Citation : JR c Commission de l’assurance-emploi du Canada, 2023 TSS 1703

Tribunal de la sécurité sociale du Canada
Division générale, section de l’assurance-emploi

Décision

Partie appelante : J. R.
Partie intimée : Commission de l’assurance-emploi du Canada

Décision portée en appel : Décision de révision de la Commission de l’assurance-emploi du Canada (470700) datée du 27 mai 2022 (communiquée par Service Canada)

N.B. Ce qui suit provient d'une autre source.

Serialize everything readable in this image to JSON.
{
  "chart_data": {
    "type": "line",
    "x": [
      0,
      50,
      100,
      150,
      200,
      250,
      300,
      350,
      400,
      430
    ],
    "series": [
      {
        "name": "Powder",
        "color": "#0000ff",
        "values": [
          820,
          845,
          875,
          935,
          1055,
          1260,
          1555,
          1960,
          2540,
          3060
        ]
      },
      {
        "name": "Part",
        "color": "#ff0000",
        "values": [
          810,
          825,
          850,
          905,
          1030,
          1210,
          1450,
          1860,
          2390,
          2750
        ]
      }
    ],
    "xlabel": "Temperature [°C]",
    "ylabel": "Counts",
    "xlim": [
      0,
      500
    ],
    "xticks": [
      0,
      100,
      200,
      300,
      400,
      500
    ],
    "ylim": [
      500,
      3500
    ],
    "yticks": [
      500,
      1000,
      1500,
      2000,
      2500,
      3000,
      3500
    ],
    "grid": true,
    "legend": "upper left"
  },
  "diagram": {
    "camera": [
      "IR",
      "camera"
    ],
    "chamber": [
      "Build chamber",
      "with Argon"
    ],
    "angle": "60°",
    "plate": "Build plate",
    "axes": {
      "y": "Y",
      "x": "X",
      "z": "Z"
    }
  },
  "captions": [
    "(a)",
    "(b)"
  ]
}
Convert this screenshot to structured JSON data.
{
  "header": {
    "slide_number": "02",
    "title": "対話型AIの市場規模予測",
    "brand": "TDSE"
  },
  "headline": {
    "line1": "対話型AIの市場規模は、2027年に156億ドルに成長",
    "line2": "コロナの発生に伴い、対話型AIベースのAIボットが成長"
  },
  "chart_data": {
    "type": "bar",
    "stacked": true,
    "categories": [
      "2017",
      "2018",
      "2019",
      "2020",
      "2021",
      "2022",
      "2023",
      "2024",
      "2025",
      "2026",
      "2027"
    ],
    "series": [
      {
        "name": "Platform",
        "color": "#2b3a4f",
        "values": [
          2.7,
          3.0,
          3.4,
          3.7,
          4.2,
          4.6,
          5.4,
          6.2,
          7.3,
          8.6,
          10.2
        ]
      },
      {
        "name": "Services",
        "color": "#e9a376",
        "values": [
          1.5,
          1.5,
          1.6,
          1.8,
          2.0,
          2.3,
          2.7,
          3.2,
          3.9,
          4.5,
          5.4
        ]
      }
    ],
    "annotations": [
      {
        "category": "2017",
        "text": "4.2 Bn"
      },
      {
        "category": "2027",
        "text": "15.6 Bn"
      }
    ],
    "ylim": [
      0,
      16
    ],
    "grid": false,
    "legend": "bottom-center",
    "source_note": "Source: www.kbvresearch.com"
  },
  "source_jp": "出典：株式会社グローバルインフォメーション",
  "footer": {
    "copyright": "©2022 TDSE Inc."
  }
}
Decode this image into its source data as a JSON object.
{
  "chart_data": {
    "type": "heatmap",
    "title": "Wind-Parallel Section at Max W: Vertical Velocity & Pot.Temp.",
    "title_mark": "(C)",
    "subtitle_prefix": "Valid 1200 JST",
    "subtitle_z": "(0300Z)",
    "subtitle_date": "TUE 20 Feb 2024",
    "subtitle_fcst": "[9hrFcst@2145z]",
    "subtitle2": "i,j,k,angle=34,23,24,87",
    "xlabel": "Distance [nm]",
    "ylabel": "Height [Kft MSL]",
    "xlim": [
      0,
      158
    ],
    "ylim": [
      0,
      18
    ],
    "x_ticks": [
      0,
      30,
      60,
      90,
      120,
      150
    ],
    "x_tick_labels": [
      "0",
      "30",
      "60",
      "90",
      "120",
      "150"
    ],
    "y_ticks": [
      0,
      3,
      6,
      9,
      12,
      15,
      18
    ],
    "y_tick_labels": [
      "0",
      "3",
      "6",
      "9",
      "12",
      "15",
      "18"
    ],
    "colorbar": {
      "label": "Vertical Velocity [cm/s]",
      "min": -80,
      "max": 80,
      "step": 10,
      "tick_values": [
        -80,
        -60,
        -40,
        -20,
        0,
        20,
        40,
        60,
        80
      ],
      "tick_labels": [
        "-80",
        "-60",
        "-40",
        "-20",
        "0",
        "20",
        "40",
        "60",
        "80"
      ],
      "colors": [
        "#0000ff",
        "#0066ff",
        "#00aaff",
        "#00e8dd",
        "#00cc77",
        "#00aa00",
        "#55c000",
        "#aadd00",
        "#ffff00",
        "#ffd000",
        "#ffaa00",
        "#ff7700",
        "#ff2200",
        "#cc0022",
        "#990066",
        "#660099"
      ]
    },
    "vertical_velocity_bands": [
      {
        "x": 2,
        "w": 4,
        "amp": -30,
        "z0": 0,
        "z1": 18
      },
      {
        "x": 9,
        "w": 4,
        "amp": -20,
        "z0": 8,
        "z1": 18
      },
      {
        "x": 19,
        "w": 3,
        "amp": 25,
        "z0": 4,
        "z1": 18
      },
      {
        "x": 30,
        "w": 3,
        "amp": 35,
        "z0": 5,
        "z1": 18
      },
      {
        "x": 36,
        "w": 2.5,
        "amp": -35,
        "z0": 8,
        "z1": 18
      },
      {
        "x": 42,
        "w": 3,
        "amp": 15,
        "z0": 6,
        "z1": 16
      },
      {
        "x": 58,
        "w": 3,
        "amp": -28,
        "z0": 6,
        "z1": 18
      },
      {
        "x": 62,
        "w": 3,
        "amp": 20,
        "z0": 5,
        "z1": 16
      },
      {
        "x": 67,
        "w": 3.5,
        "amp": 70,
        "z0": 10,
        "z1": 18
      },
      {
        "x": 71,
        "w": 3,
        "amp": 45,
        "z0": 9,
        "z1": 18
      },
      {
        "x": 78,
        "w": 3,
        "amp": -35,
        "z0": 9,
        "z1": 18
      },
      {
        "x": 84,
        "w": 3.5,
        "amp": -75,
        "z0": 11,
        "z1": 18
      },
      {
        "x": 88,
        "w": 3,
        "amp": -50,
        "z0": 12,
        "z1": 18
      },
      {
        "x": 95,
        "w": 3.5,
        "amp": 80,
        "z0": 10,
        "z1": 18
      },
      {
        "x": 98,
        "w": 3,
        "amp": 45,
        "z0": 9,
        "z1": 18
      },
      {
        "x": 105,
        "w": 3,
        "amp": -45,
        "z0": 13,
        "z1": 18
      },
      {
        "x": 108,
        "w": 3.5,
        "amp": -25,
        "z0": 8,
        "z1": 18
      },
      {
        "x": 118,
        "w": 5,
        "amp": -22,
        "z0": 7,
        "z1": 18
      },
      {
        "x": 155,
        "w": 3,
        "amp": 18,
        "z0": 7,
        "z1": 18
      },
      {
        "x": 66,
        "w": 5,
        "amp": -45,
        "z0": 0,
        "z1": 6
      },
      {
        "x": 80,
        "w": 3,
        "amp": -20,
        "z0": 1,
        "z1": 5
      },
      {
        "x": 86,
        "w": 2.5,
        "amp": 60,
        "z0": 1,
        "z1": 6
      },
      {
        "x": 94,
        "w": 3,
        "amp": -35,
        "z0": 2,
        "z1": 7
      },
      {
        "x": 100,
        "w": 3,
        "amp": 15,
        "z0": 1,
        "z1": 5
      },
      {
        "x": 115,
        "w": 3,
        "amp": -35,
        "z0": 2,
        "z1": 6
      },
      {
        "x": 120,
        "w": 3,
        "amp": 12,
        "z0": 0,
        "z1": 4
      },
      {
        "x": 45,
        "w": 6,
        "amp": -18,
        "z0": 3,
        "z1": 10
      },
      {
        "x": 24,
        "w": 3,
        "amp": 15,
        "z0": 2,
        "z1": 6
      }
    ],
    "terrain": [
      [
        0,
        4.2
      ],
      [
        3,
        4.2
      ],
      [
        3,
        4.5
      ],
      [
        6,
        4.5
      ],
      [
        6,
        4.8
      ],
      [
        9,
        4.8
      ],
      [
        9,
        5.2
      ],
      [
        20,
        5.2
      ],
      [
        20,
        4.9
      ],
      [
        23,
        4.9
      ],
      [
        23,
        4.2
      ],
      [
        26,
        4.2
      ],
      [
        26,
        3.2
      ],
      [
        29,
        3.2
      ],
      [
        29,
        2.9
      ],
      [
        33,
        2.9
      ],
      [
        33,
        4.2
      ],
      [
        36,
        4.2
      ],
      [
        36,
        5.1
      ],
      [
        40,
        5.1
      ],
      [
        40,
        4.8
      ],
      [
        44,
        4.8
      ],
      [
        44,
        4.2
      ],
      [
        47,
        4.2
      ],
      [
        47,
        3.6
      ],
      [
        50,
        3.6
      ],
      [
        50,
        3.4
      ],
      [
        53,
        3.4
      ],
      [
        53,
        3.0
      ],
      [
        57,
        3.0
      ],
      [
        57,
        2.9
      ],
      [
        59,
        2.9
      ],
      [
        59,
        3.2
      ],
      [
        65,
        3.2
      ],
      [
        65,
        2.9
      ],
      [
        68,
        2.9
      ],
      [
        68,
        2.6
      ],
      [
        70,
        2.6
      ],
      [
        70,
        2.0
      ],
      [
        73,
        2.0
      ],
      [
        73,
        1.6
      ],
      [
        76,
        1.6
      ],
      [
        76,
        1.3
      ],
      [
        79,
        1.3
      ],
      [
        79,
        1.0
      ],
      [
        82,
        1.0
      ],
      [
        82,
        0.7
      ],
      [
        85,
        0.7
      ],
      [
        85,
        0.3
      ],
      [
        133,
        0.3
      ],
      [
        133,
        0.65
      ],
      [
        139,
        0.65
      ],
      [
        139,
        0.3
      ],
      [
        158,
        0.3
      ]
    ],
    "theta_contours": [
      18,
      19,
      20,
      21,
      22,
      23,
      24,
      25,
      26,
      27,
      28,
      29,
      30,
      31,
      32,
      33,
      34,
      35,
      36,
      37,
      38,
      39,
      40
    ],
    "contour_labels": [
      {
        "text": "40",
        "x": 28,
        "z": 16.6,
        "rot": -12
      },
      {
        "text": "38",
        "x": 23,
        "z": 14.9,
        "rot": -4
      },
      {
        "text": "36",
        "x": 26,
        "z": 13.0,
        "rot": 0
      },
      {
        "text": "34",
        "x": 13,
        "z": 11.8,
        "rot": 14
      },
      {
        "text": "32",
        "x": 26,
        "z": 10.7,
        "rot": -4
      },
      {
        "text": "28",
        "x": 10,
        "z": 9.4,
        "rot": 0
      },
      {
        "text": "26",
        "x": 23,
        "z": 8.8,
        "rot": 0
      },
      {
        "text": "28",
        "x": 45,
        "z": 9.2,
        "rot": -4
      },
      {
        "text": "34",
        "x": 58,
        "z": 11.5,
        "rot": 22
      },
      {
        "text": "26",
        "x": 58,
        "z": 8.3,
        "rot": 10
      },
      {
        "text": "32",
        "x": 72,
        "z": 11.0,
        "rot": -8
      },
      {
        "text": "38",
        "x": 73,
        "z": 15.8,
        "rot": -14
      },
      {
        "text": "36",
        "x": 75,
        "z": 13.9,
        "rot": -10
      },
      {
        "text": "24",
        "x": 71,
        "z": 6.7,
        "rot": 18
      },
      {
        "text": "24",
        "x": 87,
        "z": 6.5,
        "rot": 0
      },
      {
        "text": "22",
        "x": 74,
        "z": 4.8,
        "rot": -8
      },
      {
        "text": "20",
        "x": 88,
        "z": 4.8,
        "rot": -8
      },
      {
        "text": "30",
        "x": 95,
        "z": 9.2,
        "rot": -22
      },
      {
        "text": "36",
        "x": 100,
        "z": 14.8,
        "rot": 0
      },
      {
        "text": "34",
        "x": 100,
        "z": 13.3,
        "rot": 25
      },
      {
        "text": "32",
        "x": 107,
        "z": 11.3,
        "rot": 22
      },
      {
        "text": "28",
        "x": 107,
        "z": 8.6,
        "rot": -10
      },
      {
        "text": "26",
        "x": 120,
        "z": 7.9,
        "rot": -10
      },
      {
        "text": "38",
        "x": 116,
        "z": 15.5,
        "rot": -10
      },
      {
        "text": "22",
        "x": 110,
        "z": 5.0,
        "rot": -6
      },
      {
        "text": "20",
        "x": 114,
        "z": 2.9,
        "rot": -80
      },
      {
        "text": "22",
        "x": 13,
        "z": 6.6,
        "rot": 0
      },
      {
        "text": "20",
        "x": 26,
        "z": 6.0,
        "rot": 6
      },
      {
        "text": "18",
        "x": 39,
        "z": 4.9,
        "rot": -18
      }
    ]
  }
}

Membre du Tribunal : Angela Ryan Bourgeois
Mode d’audience : Téléconférence
Date de l’audience : Le 7 septembre 2023
Personne présente à l’audience : Partie appelante
Date de la décision : Le 22 septembre 2023
Numéro de dossier : GE-23-1494

Sur cette page

Décision

[1] L’appel est accueilli en partie.

[2] L’appelant a prouvé qu’il avait été disponible pour travailler à partir du 1er juin 2022. Par conséquent, il n’est pas inadmissible au bénéfice des prestations régulières d’assurance-emploi à compter de cette date. Il n’y a toutefois pas droit du 17 janvier 2022 au 31 mai 2022, c’est-à-dire qu’il demeure inadmissible aux prestations pour cause de non-disponibilité au regard de cette période.

Aperçu

[3] Un prestataire doit être disponible pour travailler pour recevoir des prestations régulières d’assurance-emploi. La disponibilité est une exigence continue. Autrement dit, la personne doit être à la recherche d’un emploi.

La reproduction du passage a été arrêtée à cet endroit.